Half of British people don't trust their neighbours, according to a recent poll of 2,000 people by the Yorkshire Building Society. One in 10 is "suspicious" of people who move in next door. Londoners are the worst. (Well I'll go to the foot of our stairs – as they don't say in London.)

The workplace is no better. Another survey of 2,000 people, this one for the Institute of Leadership and Management, found that workers are driven wild with irritation by their colleagues, too. One hopes that these surveys studied two separate sets of 2,000 people, because anyone who lives in the overlap of that Venn diagram must be constantly stressed: fleeing home then arriving at work to find people leaving dirty plates on their desks and going off for cigarettes all the time.

The top three annoyances are, apparently, arriving late; sending emails to colleagues instead of talking; and never getting the teas in. "Wearing unsuitable clothes" such as flip flops or skimpy outfits is another, as are bringing children into work and gossiping about colleagues. But what if that means gossiping about a colleague's skimpy outfit, or the fact that his child has retuned your computer to CBeebies? What if you don't drink tea? What about the colleagues who insist on talking to you when you'd rather just read an email? Or the ones who secretly use your chair when you're not looking and adjust it in all sorts of sneaky ways?

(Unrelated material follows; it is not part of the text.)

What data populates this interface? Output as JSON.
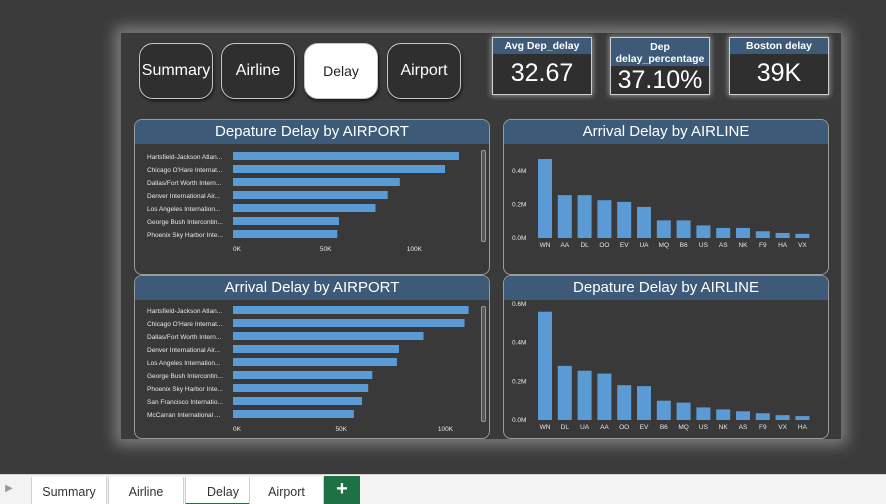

If we examine the list of office workers' grievances, most of them are about the misuse of personal space, both physical and mental. It's the same with neighbours. People just want to be left alone with their own thoughts without being bothered by emails, germs, body parts or offspring. No wonder people in London are more annoyed about it than most: there are too many people in the city and there is not enough room. We're all just one sneeze away from stabbing each other in the eyes with the contents of the stationery cupboard.

As Professor Cary Cooper from Lancaster University points out: "Millions of workers spend more of their waking hours at work than at home", and of course you can't choose your colleagues. But to be fair, if we spent as much time with our partners as we do with our workmates, we'd probably end up getting divorced. Your office husband or wife (the person of the opposite sex with whom you spend most time at work – you know who they are) does not just see more of you than your real friends do; they inevitably deal with more of your rubbish, too. And they don't even get to see the fun, weekend you.

Really, we should be grateful to our colleagues. They have to put up with us because they're paid to. And if they didn't talk to us (even when we'd prefer an email), maybe nobody would. We might even be reduced to meeting our neighbours.